Whitney Ndata has been through the Brussels airport many times before. But despite her frequent flyer status, she's still a nervous traveler.
"My parents had advised me for once, don't go check in. Visit the airport. It's huge. There's stores everywhere. Stop. Enjoy it," Ndata said.
But her gut said to keep going, and get her ticket. She was heading back toward the shops when she stopped for breakfast.
"I was sitting down, drinking coffee, then boom," said Ndata.
The noise was alarming. But at first, she shrugged it off.
"Next thing you know there's this group of teenagers just running, screaming and crying, and I'm thinking, 'Oh they missed their flight. Like, you can just get another one. It's no big deal.' Ten seconds later these police officers just jump in and they're like, 'Get out of here! There's been an explosion! Get up! Get to the other side of the airport!'" Ndata said.
In the chaos, she grabbed her phone, and called home.
"The only thing i told her on the phone before i got cut off was, 'Mom, there's been an explosion in the airport. I'm running.' That's all she heard," said Ndata.
What followed was panic and fear.
"I was praying to God, and I was like, 'I don't want to die. But if it's my time, then I'm ready. Just take care of my mom. Because...I'm an only child and i know she's not going to make it because we're really close,'" Ndata said.
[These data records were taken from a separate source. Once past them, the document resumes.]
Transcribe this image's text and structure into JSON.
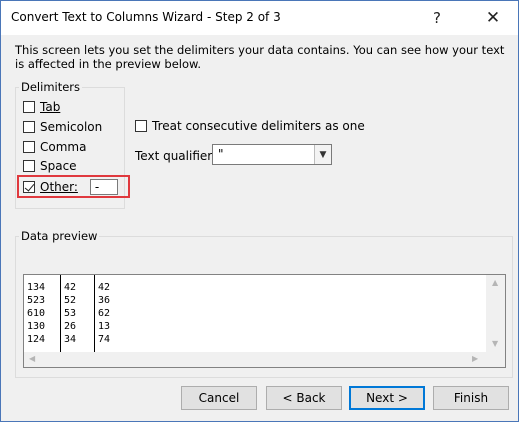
{
  "dialog": {
    "title": "Convert Text to Columns Wizard - Step 2 of 3",
    "help_symbol": "?",
    "close_symbol": "✕",
    "intro": "This screen lets you set the delimiters your data contains.  You can see how your text is affected in the preview below."
  },
  "delimiters": {
    "group_label": "Delimiters",
    "items": [
      {
        "label": "Tab",
        "checked": false
      },
      {
        "label": "Semicolon",
        "checked": false
      },
      {
        "label": "Comma",
        "checked": false
      },
      {
        "label": "Space",
        "checked": false
      },
      {
        "label": "Other:",
        "checked": true
      }
    ],
    "other_value": "-"
  },
  "options": {
    "consecutive_label": "Treat consecutive delimiters as one",
    "consecutive_checked": false,
    "qualifier_label": "Text qualifier:",
    "qualifier_value": "\""
  },
  "preview": {
    "group_label": "Data preview",
    "columns": [
      [
        "134",
        "523",
        "610",
        "130",
        "124"
      ],
      [
        "42",
        "52",
        "53",
        "26",
        "34"
      ],
      [
        "42",
        "36",
        "62",
        "13",
        "74"
      ]
    ]
  },
  "buttons": {
    "cancel": "Cancel",
    "back": "< Back",
    "next": "Next >",
    "finish": "Finish"
  },
  "colors": {
    "highlight": "#e0393e",
    "accent": "#0078d7"
  }
}
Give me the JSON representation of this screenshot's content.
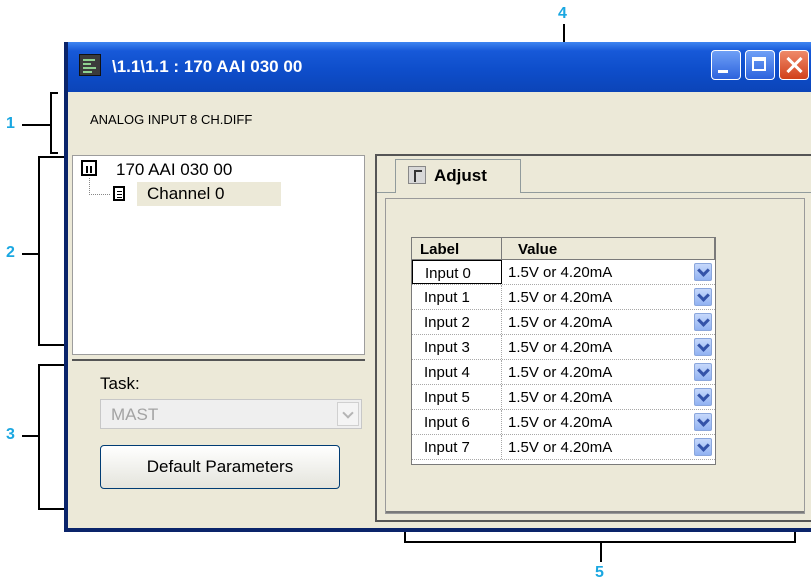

Everyone inside the airport was evacuated and stood outside in the cold for hours before buses came taking them to a nearby warehouse. They were held there a few more hours, before being taken to a military camp 30 minutes away. Ndata says when they arrived there, is when the magnitude of what happened really hit.
"The Red Cross is here. This is real. This is bad news. They're asking us to register our name to see who is alive," she said.
She didn't get to talk to her mom again until late Tuesday night, more than 12 hours after the attack. She stayed in this military camp two days before finally getting a ride to the train station from a family friend. She was able to catch a train to Paris, then finally getting a flight back to Tampa from there on Saturday night.
"I just want people to know to just be grateful. Just hold your family, loved ones close and be grateful you're here," she said.
Ndata admits she is scared to travel or be in an airport right now. But she knows ultimately, she will need to face her fears and continue living her life, otherwise, she believes the terrorists win.